– Потом до меня дошли сплетни, что тебе нужна не я, а всего лишь полный контроль над компанией. Ты развенчивал их, утверждал, что любишь, но, стоило мне попробовать... разбудить, завести тебя, как ты всякий раз старательно гасил мои порывы, твердя, что нужно дождаться свадьбы. И тут появилась эта твоя любовница...
– И всем возможным путям разрешения этого кризиса ты предпочла позорное бегство, – процедил сквозь зубы Майлз, явно не склонный сопереживать ей.
– Называй это как хочешь. Но мне нужна была передышка, возможность спокойно разобраться в собственных чувствах. Я выбрала Францию, надеясь отыскать там родственников по отцу. Так в моем кармане оказались данные Анжелики Касте. Мне выписали их в церкви из метрической книги. Мой багаж вместе со всеми документами сгорел в автобусе, и, когда я очнулась в больнице, то решила, что это и есть мое имя, потому что врачи и сестры обращались ко мне именно так. По-французски я говорила свободно, так что никаких сомнений относительно моей национальности не возникло. Это было очень сложное время. Мне пришлось строить жизнь заново, учиться заботиться о себе самой, заводить новых друзей... и искать человека, которому я бы оказалась нужна, – с вызовом закончила она.

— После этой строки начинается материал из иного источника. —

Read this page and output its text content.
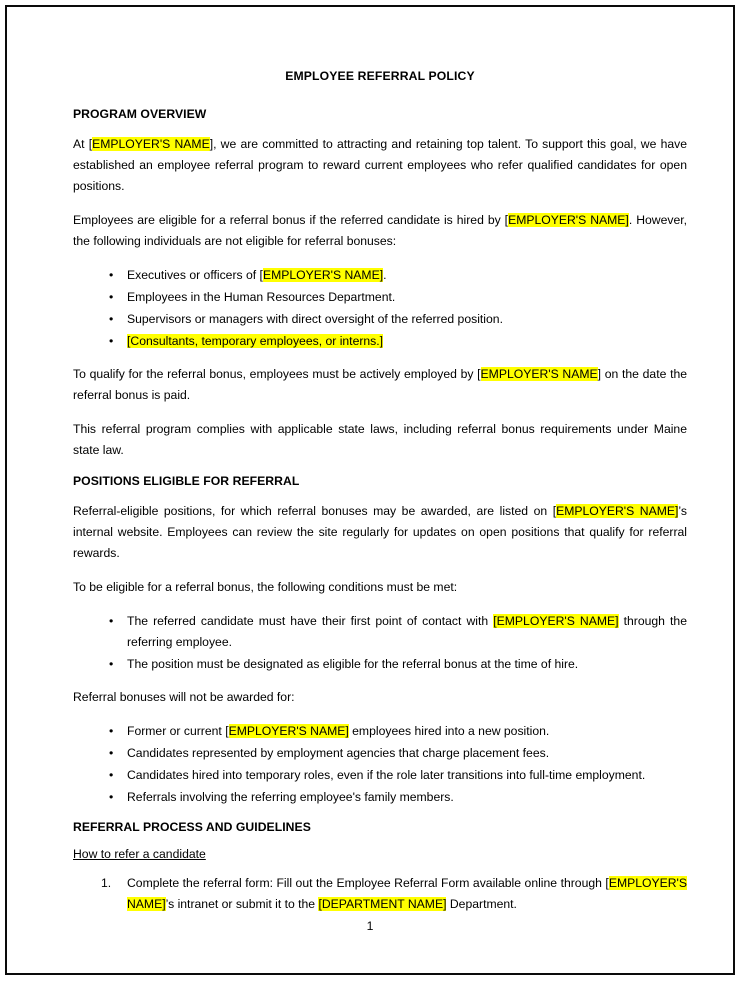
EMPLOYEE REFERRAL POLICY
PROGRAM OVERVIEW

At [EMPLOYER'S NAME], we are committed to attracting and retaining top talent. To support this goal, we have established an employee referral program to reward current employees who refer qualified candidates for open positions.

Employees are eligible for a referral bonus if the referred candidate is hired by [EMPLOYER'S NAME]. However, the following individuals are not eligible for referral bonuses:

• Executives or officers of [EMPLOYER'S NAME].
• Employees in the Human Resources Department.
• Supervisors or managers with direct oversight of the referred position.
• [Consultants, temporary employees, or interns.]

To qualify for the referral bonus, employees must be actively employed by [EMPLOYER'S NAME] on the date the referral bonus is paid.

This referral program complies with applicable state laws, including referral bonus requirements under Maine state law.

POSITIONS ELIGIBLE FOR REFERRAL

Referral-eligible positions, for which referral bonuses may be awarded, are listed on [EMPLOYER'S NAME]’s internal website. Employees can review the site regularly for updates on open positions that qualify for referral rewards.

To be eligible for a referral bonus, the following conditions must be met:

• The referred candidate must have their first point of contact with [EMPLOYER'S NAME] through the referring employee.
• The position must be designated as eligible for the referral bonus at the time of hire.

Referral bonuses will not be awarded for:

• Former or current [EMPLOYER'S NAME] employees hired into a new position.
• Candidates represented by employment agencies that charge placement fees.
• Candidates hired into temporary roles, even if the role later transitions into full-time employment.
• Referrals involving the referring employee's family members.
REFERRAL PROCESS AND GUIDELINES
How to refer a candidate
Complete the referral form: Fill out the Employee Referral Form available online through [EMPLOYER'S NAME]’s intranet or submit it to the [DEPARTMENT NAME] Department.
1
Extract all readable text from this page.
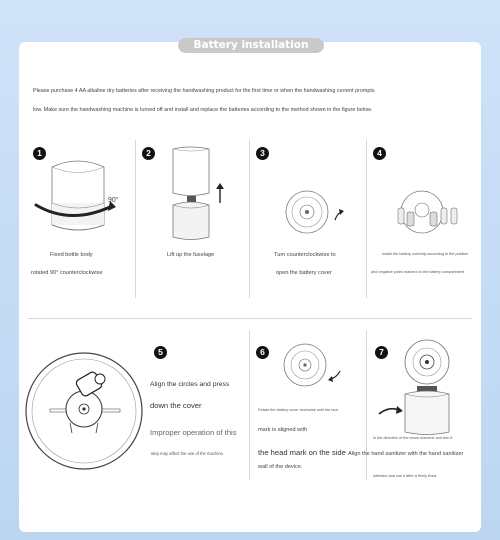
Battery installation method
Please purchase 4 AA alkaline dry batteries after receiving the handwashing product for the first time or when the handwashing current prompts
low. Make sure the handwashing machine is turned off and install and replace the batteries according to the method shown in the figure below.
1
90°
Fixed bottle body
rotated 90° counterclockwise
2
Lift up the fuselage
3
Turn counterclockwise to
open the battery cover
4
Install the battery correctly according to the positive
and negative poles marked on the battery compartment
5
Align the circles and press
down the cover
Improper operation of this
step may affect the use of the machine.
6
Rotate the battery cover clockwise until the lock
mark is aligned with
the head mark on the side
wall of the device.
7
In the direction of the arrow machine and turn it
Align the hand sanitizer with the hand sanitizer
interface and use it after a firmly fixed.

– И ты остановилась на Жане-Луи, – презрительно скривился Майлз.
– Он хорошо ко мне относился, и уж чего-чего, а страсти в нем хватало. – Она невесело рассмеялась. – Но теперь мне ясно, что мое поведение с ним – это зеркальное отражение твоего по отношению ко мне. Я тянула резину, всячески продлевая его ожидание. – Эта мысль заставила ее нахмуриться. – Твой образ сидел в подсознании, ограничивая мою свободу. Что-то постоянно мешало мне сказать ему ясно и четко «да». Быть может, это была скрытая за семью печатями надежда на то, что ты меня разыщешь? – Она покачала головой, сдавив пальцами виски. – Когда Жан-Луи сделал мне предложение, я держалась до последнего, но в конце концов он настоял на помолвке... И тогда я согласилась позировать ему. Остальное ты знаешь.
– Лучше бы твой портрет никогда не попался мне на глаза, – в сердцах буркнул Майлз.
– Ты обманываешь сам себя, – неожиданно возразила Патриция, гордо тряхнув золотистой копной волос. – Потому что мой расчет оправдался. Мы и в самом деле начали все заново. И на этот раз ты не был бесчувственным манекеном. Ты изнывал от желания, и это было по-настоящему здорово. Попробуй, возрази!
Но потускневшие было переживания годичной давности вновь жарким вихрем ворвались в мир Майлза, и теперь негодование и обида человека, уязвленного в своих лучших чувствах, многократно усилили их. Его подло одурачили, над ним надругались, ему плюнули в душу. Сам вид бывшей невесты был ему сейчас ненавистен.